Ágaros sonrió y tomó el arma, para luego dársela a uno de sus sirvientes.

—¿Por qué no vamos ahora y los matamos a todos? Sacamos a toda la guardia, enviamos todo lo que tenemos, ¿Qué nos pueden hacer? ¿Ellos y qué más? ¿Sus Losmus, sus Nugrales?

—Moriremos todos.

—¿Estás con mi esposa? —inquirió el rey, decepcionándose de su consejero.

—No, pero tiene razón, si van, todos morirán. Ustedes subestiman ese podrido lugar, pero tienen trampas, conocen el bosque mejor que nadie, animales que en su vida han visto, hostiles, salvajes, enormes, gigantes.

—¿Y tú cómo sabes?

—Estudio y para eso me dedico. En toda mi vida he leído miles de libros, ¿Por qué crees que pude cultivar en un lugar en el que es imposible? Solo debemos pensar y ser metódicos. Ellos están enojados —sonrió—, y el que se enoja pierde. Somos un reino avanzado, somos más inteligentes, además, el pecado está junto a ellos.

—Solo de pensarlo, ¡Me da un asco horrible!

—Vomitará su té, mi señor. Tranquilo. —Y colocó su mano en el hombro tenso de Hecteli.

—También serías buen masajista, tu mano es cálida.

Los guardias de la puerta del salón real se vieron entre sí. Antaño, jamás se hubiera escuchado una conversación como aquella, las pláticas con Leyval eran diferentes, y aunque en su momento pudo haber sido cruel, nunca fue injusto.

Se le debía dar créditos a tan excelso trato, no solo era más educado, sino que las responsabilidades eran distintas, incluso la luz de la habitación refulgía con más intensidad y el aire se respiraba fresco. El ambiente, el entorno, los rostros y pensamientos habían sido suplantados de un tajo. Todo el esfuerzo de Leyval fue consumido en cuestión de días, y Hecteli no parecía recordarlo.

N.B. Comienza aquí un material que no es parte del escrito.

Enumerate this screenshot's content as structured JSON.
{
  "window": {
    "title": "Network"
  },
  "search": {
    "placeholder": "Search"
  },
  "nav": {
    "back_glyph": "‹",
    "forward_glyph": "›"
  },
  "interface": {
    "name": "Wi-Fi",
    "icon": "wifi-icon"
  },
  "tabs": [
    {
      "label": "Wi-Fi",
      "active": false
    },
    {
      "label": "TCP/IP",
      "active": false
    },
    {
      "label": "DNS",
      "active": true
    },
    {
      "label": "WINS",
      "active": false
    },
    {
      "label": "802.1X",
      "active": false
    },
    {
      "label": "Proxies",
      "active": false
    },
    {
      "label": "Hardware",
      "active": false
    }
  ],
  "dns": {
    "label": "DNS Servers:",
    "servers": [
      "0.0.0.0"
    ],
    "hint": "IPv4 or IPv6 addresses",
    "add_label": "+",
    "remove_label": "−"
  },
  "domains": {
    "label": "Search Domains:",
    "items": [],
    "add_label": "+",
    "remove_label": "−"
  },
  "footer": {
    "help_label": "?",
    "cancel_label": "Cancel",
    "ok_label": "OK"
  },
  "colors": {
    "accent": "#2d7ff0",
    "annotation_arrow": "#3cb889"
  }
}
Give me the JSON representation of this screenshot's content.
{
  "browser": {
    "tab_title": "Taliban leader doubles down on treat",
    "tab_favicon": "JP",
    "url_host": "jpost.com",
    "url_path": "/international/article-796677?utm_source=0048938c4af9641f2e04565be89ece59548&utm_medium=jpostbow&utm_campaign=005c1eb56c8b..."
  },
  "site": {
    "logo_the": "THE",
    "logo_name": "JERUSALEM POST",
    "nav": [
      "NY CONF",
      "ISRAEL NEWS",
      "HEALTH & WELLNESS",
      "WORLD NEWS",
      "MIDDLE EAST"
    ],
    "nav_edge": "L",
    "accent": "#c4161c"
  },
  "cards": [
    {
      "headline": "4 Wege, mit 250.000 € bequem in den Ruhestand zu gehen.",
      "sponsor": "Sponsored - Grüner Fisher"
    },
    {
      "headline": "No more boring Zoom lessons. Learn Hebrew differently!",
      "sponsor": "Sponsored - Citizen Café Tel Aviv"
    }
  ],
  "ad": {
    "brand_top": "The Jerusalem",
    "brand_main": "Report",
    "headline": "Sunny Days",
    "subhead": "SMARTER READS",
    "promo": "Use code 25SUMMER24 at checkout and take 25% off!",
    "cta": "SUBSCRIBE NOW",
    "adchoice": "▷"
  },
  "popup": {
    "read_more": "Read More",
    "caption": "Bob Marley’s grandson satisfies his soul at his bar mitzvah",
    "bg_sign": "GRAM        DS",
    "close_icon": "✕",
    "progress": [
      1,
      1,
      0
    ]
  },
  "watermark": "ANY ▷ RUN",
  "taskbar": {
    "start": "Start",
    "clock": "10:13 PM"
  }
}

Sin embargo, entre lo recóndito del castillo, entre los finos y olvidados pasillos, Leyval escuchaba con atención tan desvergonzada escena. Parecía un roedor, escondido en las esquinas y comiendo migajas de pan de la cocina.

Lo conocía como la palma de su mano, y recordaba como fotografías cada sitio secreto del lugar. No obstante, no planeaba salir ahora, tenía que encontrar un instante, el preciso momento para atacar, para salir y enfrentar todo, él solo.

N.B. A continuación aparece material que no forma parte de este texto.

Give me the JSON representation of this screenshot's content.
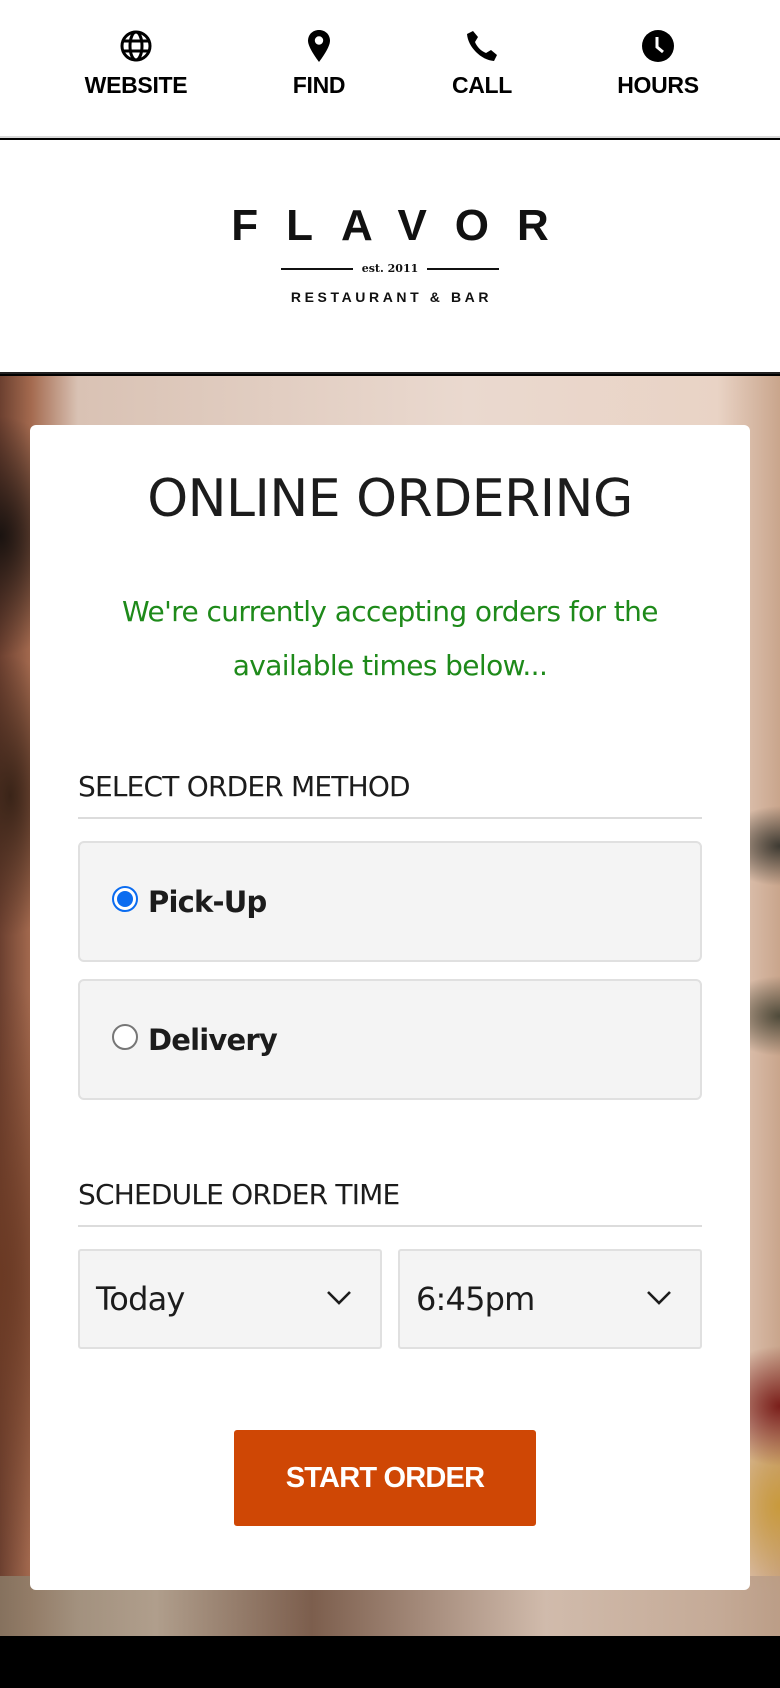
{
  "topnav": {
    "items": [
      {
        "label": "WEBSITE",
        "icon": "globe-icon"
      },
      {
        "label": "FIND",
        "icon": "map-pin-icon"
      },
      {
        "label": "CALL",
        "icon": "phone-icon"
      },
      {
        "label": "HOURS",
        "icon": "clock-icon"
      }
    ]
  },
  "logo": {
    "name": "FLAVOR",
    "established": "est. 2011",
    "tagline": "RESTAURANT & BAR"
  },
  "ordering": {
    "title": "ONLINE ORDERING",
    "notice": "We're currently accepting orders for the available times below...",
    "notice_color": "#1e8a1a",
    "method_section": {
      "label": "SELECT ORDER METHOD",
      "options": [
        {
          "label": "Pick-Up",
          "selected": true
        },
        {
          "label": "Delivery",
          "selected": false
        }
      ]
    },
    "time_section": {
      "label": "SCHEDULE ORDER TIME",
      "day_select": {
        "value": "Today"
      },
      "time_select": {
        "value": "6:45pm"
      }
    },
    "start_button": {
      "label": "START ORDER",
      "color": "#cf4705"
    }
  },
  "colors": {
    "radio_accent": "#0b6cf0"
  }
}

Su cuerpo se cubría de harapos distintos, para evitar el frío, pero, principalmente, para quitarse el hedor y la sangre regada en su piel, la de los demonios que lo siguieron sin compasión y rasgaron sus vestiduras sin clemencia.

Estaba atónito, sentía la impotencia recorrer cada vena y un nudo en su estómago que se arremolinaba con fiereza. Pero lo peor de todo, no era la actitud de los tres que yacían debajo de él, sino que sabía que estaba solo.

Controlaba con increíble esfuerzo las ganas de abalanzarse contra ellos y matarlos sin piedad, quería hacerlo y terminar con la locura que se apoderaba a pasos agigantados del reino. Salir y llamar a todos para decir que era seguro volver, que fuera lo que fuera, él los aceptaría, que era un sueño, una mentira.

«¿En qué momento permití esto?», pensó, abrazando los mohosos panes sobre su pecho. Ni siquiera tenía derecho de llorar, pues el oído de Ágaros era sumamente delicado, agudo, tal y como lo era su maldad.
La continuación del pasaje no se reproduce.